Będzie sensacyjna finalistka Wimbledonu
Drabinka kobiecego turnieju na londyńskich kortach trawiastych ułożyła się tak, że będziemy mieli jedną sensacyjną finalistkę. Będzie nią jedna z następującej czwórki: Donna Vekić, Lulu Sun, Jasmine Paolini i Emma Navarro.
Dla Chorwatki ćwierćfinał Wimbledonu to najlepszy wynik w karierze. Dwukrotnie dochodziła do tej fazy w innych wielkoszlemowych turniejach – w Australian Open rok temu i US Open w 2019 r. Tegoroczny Wimbledon jest jej dziesiątym w karierze i tylko raz dotarła do czwartej rundy. Raz była w trzeciej rundzie, trzykrotnie dochodziła do drugiej rundy, a cztery razy żegnała się z imprezą po jednym meczu. W 2015 r. nie przeszła kwalifikacji. Teraz ma realne szanse na swój najlepszy wynik w karierze w turniejach wielkoszlemowych. Dotychczas pokonała Xiyu Wang, Erikę Andriejewą, Dajanę Jastremską i Paulę Badosę. Tylko z Rosjanką nie straciła seta.
Rywalką Vekić w ćwierćfinale będzie Lulu Sun. Reprezentantka Nowej Zelandii jest prawdziwą rewelacją Wimbledonu. Dostała się do najlepszej ósemki imprezy z kwalifikacji, w rankingu WTA zajmuje dopiero 123. miejsce. Drugi raz w karierze gra w turnieju wielkoszlemowym. W tym roku odpadła w pierwszej rundzie Australian Open. Sprawiła ogromną sensację już w pierwszej rundzie, wyrzucając z turnieju Qinwen Zheng, ósmą rakietę świata. Następne zawodniczki na liście pokonanych to Julija Starodubcewa, Lin Zhu i Emma Raducanu, ulubienica brytyjskiej publiczności. Tylko z Zhu nie straciła seta.

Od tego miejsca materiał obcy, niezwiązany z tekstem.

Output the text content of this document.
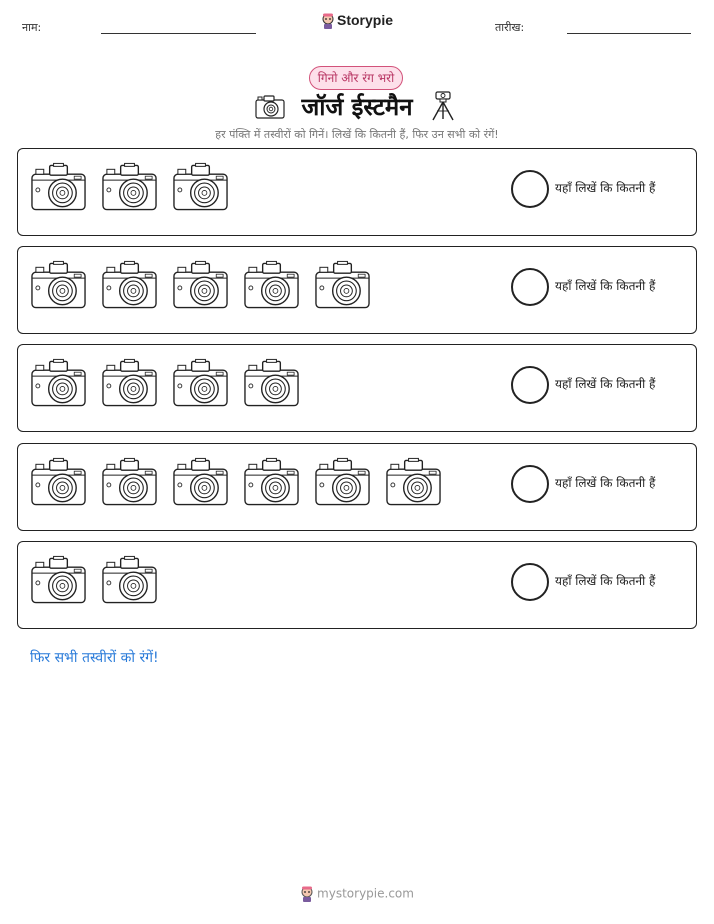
नाम:	Storypie	तारीख:
गिनो और रंग भरो
जॉर्ज ईस्टमैन
हर पंक्ति में तस्वीरों को गिनें। लिखें कि कितनी हैं, फिर उन सभी को रंगें!
यहाँ लिखें कि कितनी हैं
यहाँ लिखें कि कितनी हैं
यहाँ लिखें कि कितनी हैं
यहाँ लिखें कि कितनी हैं
यहाँ लिखें कि कितनी हैं
फिर सभी तस्वीरों को रंगें!
mystorypie.com
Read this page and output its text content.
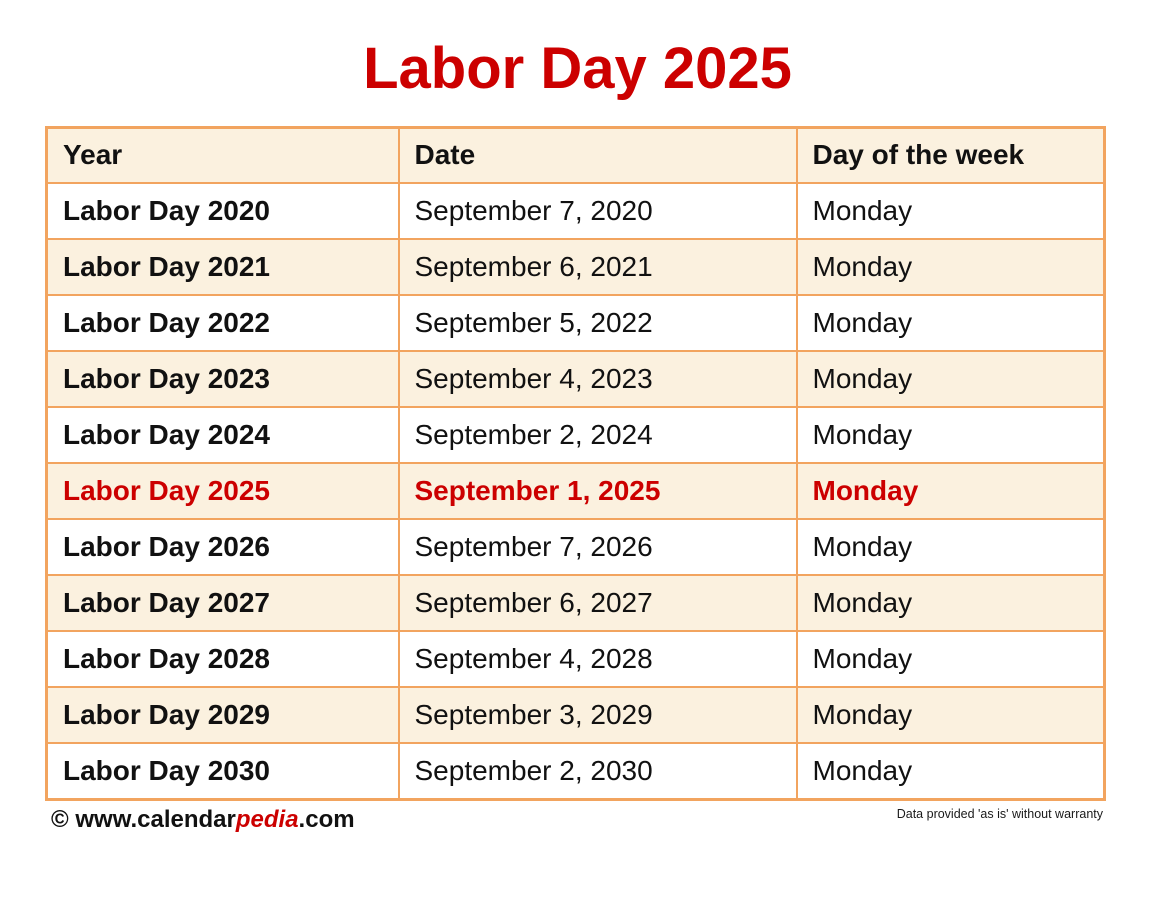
Labor Day 2025
Year	Date	Day of the week
Labor Day 2020	September 7, 2020	Monday
Labor Day 2021	September 6, 2021	Monday
Labor Day 2022	September 5, 2022	Monday
Labor Day 2023	September 4, 2023	Monday
Labor Day 2024	September 2, 2024	Monday
Labor Day 2025	September 1, 2025	Monday
Labor Day 2026	September 7, 2026	Monday
Labor Day 2027	September 6, 2027	Monday
Labor Day 2028	September 4, 2028	Monday
Labor Day 2029	September 3, 2029	Monday
Labor Day 2030	September 2, 2030	Monday
© www.calendarpedia.com	Data provided 'as is' without warranty
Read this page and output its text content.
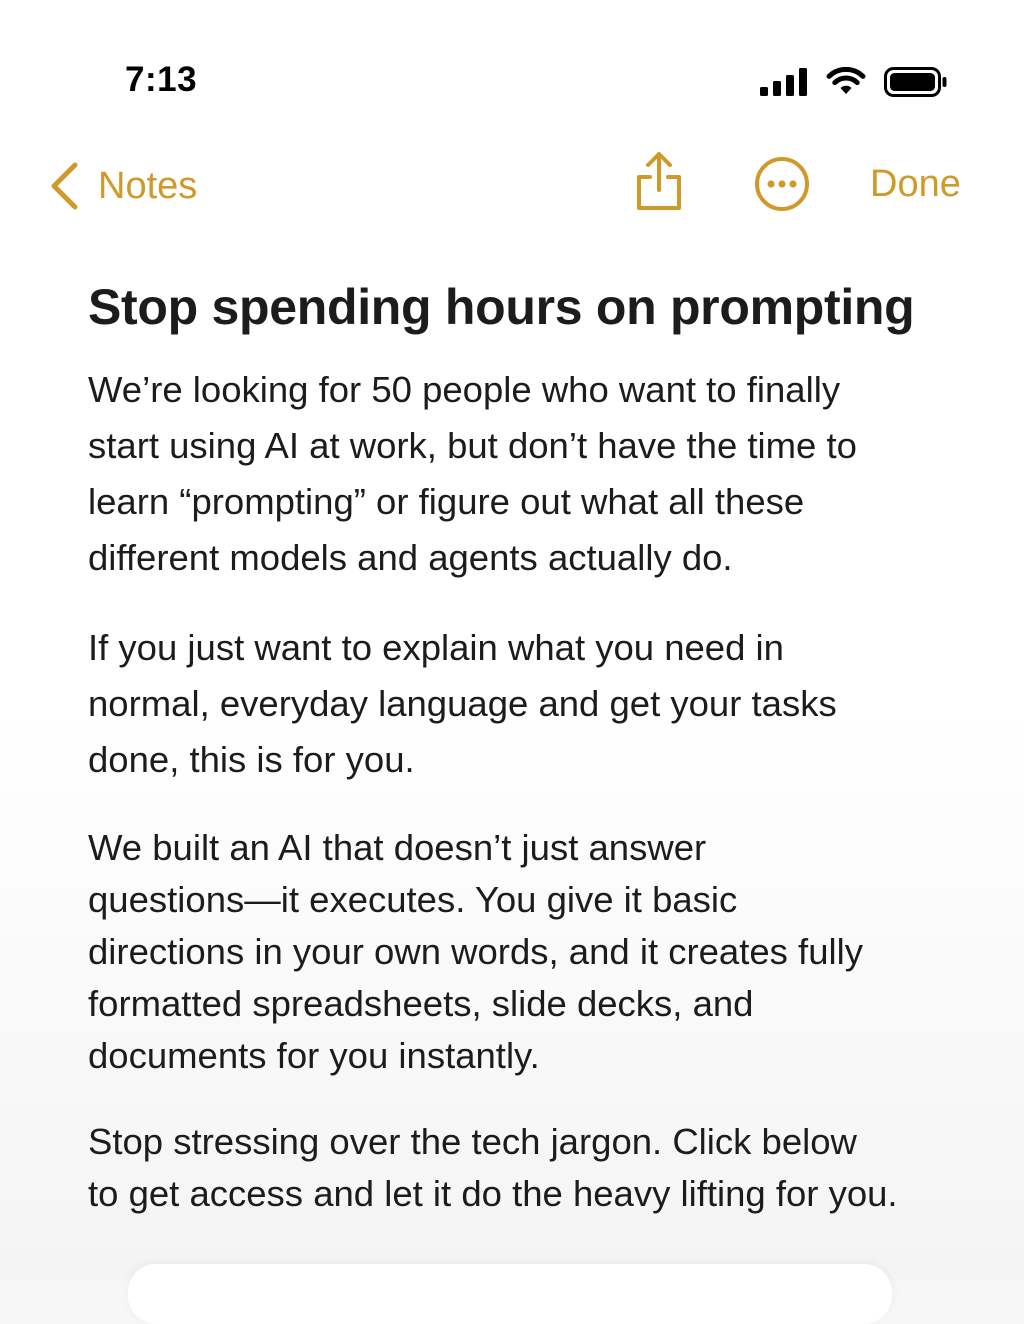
7:13
Notes	Done
Stop spending hours on prompting

We’re looking for 50 people who want to finally
start using AI at work, but don’t have the time to
learn “prompting” or figure out what all these
different models and agents actually do.

If you just want to explain what you need in
normal, everyday language and get your tasks
done, this is for you.

We built an AI that doesn’t just answer
questions—it executes. You give it basic
directions in your own words, and it creates fully
formatted spreadsheets, slide decks, and
documents for you instantly.

Stop stressing over the tech jargon. Click below
to get access and let it do the heavy lifting for you.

Inną sensacją jest Jasmine Paolini, Włoszka polskiego pochodzenia, finalistka tegorocznego Rolanda Garrosa. Choć jest rozstawiona w Wimbledonie z numerem siódmym, to jej miejsce w ćwierćfinale jest dużą niespodzianką. Przede wszystkim dlatego, że nigdy nie była w finale żadnego mniejszego turnieju na trawie, a w Wimbledonie odpadała albo w kwalifikacjach (trzy razy), albo już w pierwszej rundzie (trzykrotnie). Włoszka jest w życiowej formie i odnajduje się także na trawiastych kortach. W ostatnich dniach pokonała Sarę Sorribes Tormo, Greet Minnen, Biankę Andreescu i Madison Keys (Amerykanka skreczowała w trzecim secie).
Rywalką Paolini w 1/4 finału będzie Emma Navarro, jedna z rewelacji całego sezonu. W Stanach Zjednoczonych od lat środowisko wiedziało o jej talencie, ale postawiła na edukację. Skończyła studia i skupiła się na karierze zawodowej tenisistki, która już teraz wygląda obiecująco. Już teraz jest w czołowej 20 tenisistek na świecie, potrafiła pokonać Arynę Sabalenkę, Madison Keys, Naomi Osakę, Marię Sakkari i Elinę Switolinę. Na kortach Wimbledonu okazała się lepsza od Qiang Wang, Osaki, Diany Sznajder i Coco Gauff, obecnej wiceliderki rankingu WTA. Z Paolini grała w tym roku dwa razy – w Dosze wygrała, w Miami przegrała.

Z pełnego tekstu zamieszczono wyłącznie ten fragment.